Arctic ice plays a critical role in regulating Earth's climate by reflecting sunlight and keeping the polar region cool. Retreating summer sea ice is widely described by scientists as both a measure and a driver of global warming, with negative impacts on a local and planetary scale.
This year, both the Northwest and Northeast passages were mostly ice free, as they have been twice since 2008. Last month, the 74,000-tonne STI Heritage tanker passed through the Northeast Passage with the assistance of ice breakers in just eight days on its way from Houston, Texas, to Thailand. The northeast sea route, which links the Atlantic to the Pacific, is likely to become a commercial ship operator's favorite, saving thousands of miles and avoiding tolls on the Suez Canal.
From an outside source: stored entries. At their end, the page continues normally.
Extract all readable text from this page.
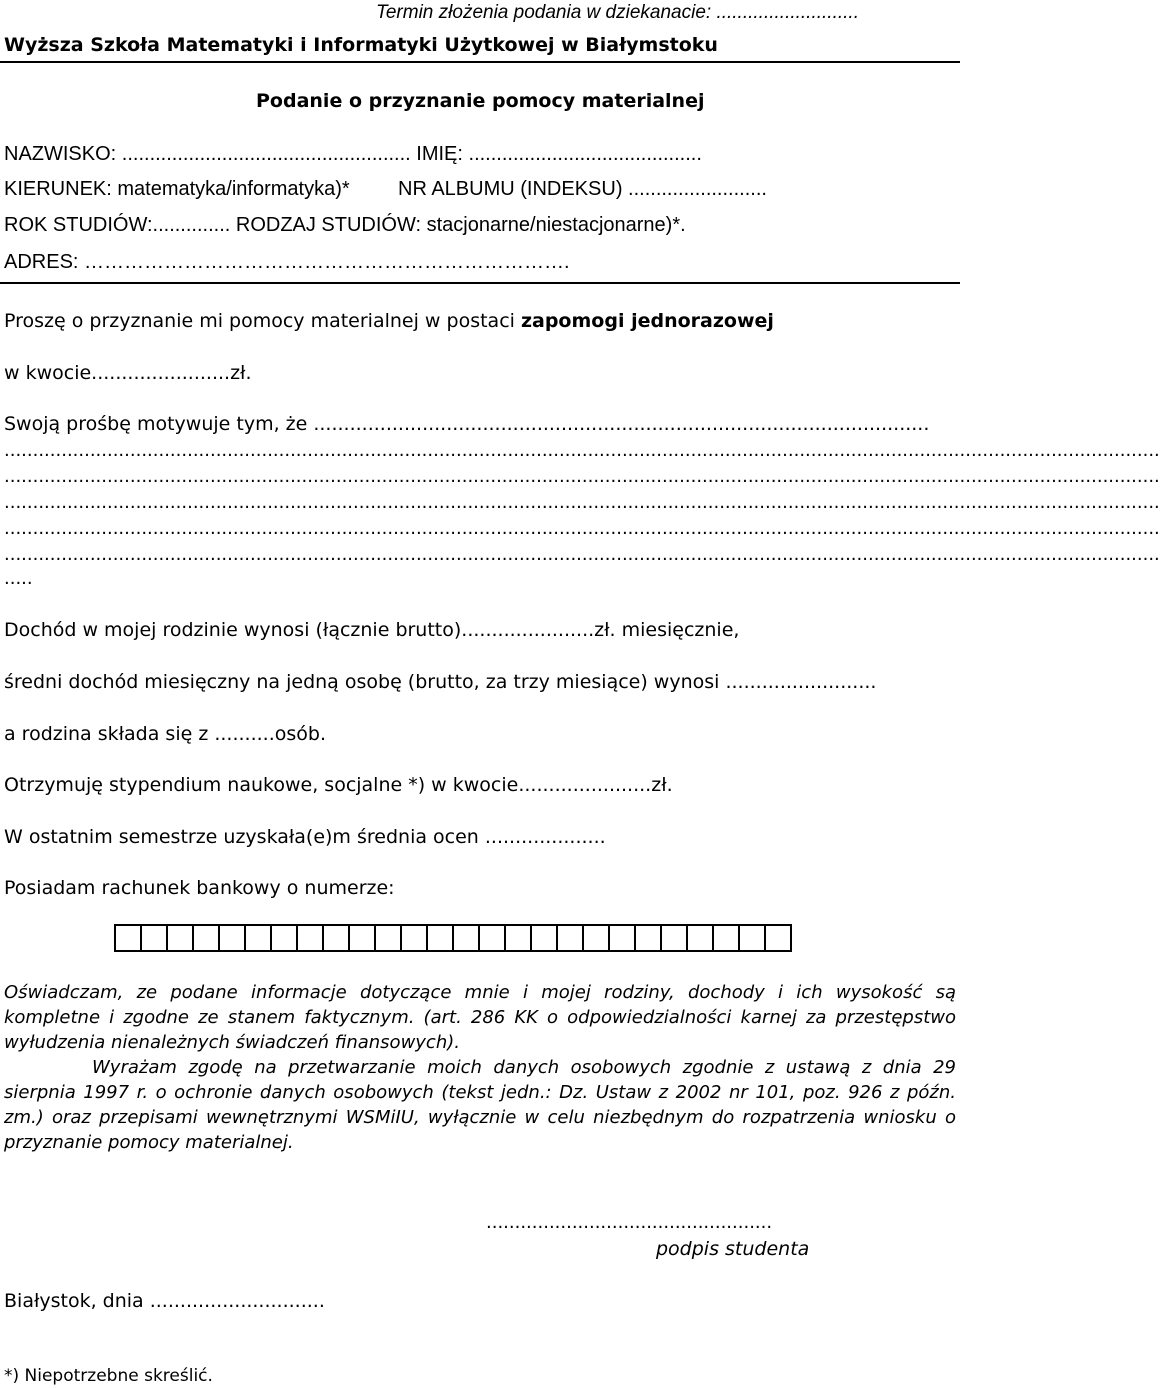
Termin złożenia podania w dziekanacie: ...........................
Wyższa Szkoła Matematyki i Informatyki Użytkowej w Białymstoku
Podanie o przyznanie pomocy materialnej
NAZWISKO: .................................................... IMIĘ: ..........................................
KIERUNEK: matematyka/informatyka)* NR ALBUMU (INDEKSU) .........................
ROK STUDIÓW:.............. RODZAJ STUDIÓW: stacjonarne/niestacjonarne)*.
ADRES: ……………………………………………………………….
Proszę o przyznanie mi pomocy materialnej w postaci zapomogi jednorazowej
w kwocie.......................zł.
Swoją prośbę motywuje tym, że ......................................................................................................
..........................................................................................................................................................................................................
..........................................................................................................................................................................................................
..........................................................................................................................................................................................................
..........................................................................................................................................................................................................
..........................................................................................................................................................................................................
.....
Dochód w mojej rodzinie wynosi (łącznie brutto)......................zł. miesięcznie,
średni dochód miesięczny na jedną osobę (brutto, za trzy miesiące) wynosi .........................
a rodzina składa się z ..........osób.
Otrzymuję stypendium naukowe, socjalne *) w kwocie......................zł.
W ostatnim semestrze uzyskała(e)m średnia ocen ....................
Posiadam rachunek bankowy o numerze:
Oświadczam, ze podane informacje dotyczące mnie i mojej rodziny, dochody i ich wysokość są kompletne i zgodne ze stanem faktycznym. (art. 286 KK o odpowiedzialności karnej za przestępstwo wyłudzenia nienależnych świadczeń finansowych).
Wyrażam zgodę na przetwarzanie moich danych osobowych zgodnie z ustawą z dnia 29 sierpnia 1997 r. o ochronie danych osobowych (tekst jedn.: Dz. Ustaw z 2002 nr 101, poz. 926 z późn. zm.) oraz przepisami wewnętrznymi WSMiIU, wyłącznie w celu niezbędnym do rozpatrzenia wniosku o przyznanie pomocy materialnej.
..................................................
podpis studenta
Białystok, dnia .............................
*) Niepotrzebne skreślić.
Further evidence of dramatic change in the Arctic came last week from Alan Hubbard, a Welsh glaciologist at Aberystwyth University, who has been studying the Petermann glacier in northern Greenland for several years. The glacier, which covers about 6 percent of the icecap, is 186 miles long and up to 3,280 feet high. In August of last year, a 100-square-mile block of ice calved from the glacier. Photographs show that by July this year it had melted and disappeared.
"I was gobsmacked. It [was] like looking into the Grand Canyon full of ice and coming back two years later to find it full of water," Hubbard said.